“’Tis an old saw, Master Hart,” he replied: “‘He laughs best who laughs last.’”

As he spoke, Nell’s orange-cry rang out again above the confusion and the fun. She was still at it. Moll was finding vengeance and money, indeed, though she dwelt upon her accumulating possessions through eyelashes dim with tears.

“It’s near your cue, Mistress Nell,” cried out the watchful Dick at the stage-door.

“Six oranges left; see me sell them, Moll,” cried the unheeding vender.

“It’s near your cue, Mistress Nell!” again shouted the call-boy, in anxious tones.

“Marry, my cue will await my coming, pretty one,” laughed Nell.

The boy was not so sure of that. “Oh, don’t be late, Mistress Nell,” he pleaded. “I’ll buy the oranges rather than have you make a stage-wait.”

“Dear heart,” replied Nell, touched by the lad’s solicitude. “Keep your pennies, Dick, and you and I will have a lark with them some fine day. Six oranges, left; going–going–” She sprang into the throne-chair, placed one of the smallest feet in England impudently on one of its arms and proceeded to vend her remaining wares from on high, to the huge satisfaction of her admirers.

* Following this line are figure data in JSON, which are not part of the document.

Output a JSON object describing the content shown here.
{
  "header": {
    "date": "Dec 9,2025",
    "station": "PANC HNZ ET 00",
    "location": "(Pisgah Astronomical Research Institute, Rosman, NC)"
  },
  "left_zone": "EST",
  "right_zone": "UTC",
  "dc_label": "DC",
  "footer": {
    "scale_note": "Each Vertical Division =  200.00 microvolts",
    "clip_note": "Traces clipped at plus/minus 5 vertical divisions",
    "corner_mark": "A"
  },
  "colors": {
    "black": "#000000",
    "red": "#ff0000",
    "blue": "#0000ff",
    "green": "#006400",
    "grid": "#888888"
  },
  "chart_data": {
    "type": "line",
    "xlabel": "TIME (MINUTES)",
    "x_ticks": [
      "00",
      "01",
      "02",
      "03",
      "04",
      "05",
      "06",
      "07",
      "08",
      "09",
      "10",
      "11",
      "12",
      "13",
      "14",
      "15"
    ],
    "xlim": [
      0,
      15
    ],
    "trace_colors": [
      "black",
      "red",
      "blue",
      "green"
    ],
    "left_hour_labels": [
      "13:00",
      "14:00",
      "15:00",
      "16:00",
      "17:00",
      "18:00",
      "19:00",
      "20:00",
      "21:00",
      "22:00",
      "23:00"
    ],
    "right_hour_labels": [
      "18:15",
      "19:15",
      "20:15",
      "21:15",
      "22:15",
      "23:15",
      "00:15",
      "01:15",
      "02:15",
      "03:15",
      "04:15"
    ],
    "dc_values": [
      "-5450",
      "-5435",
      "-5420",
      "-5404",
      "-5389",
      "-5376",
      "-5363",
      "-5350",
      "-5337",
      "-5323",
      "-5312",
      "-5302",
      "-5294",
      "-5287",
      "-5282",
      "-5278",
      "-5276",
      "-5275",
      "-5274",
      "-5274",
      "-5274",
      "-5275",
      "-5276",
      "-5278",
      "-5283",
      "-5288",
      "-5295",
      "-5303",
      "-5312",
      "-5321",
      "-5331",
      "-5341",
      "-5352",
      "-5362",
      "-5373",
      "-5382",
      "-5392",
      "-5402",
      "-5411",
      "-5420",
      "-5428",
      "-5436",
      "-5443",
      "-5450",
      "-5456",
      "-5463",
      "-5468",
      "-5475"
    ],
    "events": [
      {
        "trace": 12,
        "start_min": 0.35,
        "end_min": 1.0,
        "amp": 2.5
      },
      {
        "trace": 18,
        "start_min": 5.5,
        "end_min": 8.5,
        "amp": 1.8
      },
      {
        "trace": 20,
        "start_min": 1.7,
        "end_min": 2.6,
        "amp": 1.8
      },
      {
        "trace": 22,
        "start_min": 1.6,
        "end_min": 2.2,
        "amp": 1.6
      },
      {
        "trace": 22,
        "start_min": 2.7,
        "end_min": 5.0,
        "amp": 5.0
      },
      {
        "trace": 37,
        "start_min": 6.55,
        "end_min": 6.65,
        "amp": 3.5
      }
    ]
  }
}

The situation was growing serious. Nell was not to be trifled with. The actors stood breathless. Hart grew wild as he realized the difficulty and the fact that she was uncontrollable. King and Parliament, he well knew, could not move her from her whimsical purpose, much less the manager of the King’s.

“What are you doing, Nell?” he pleaded, wildly. “You will ruin the first night. His Majesty in front, too! Dryden will never forgive us if ‘Granada’ goes wrong through our fault.”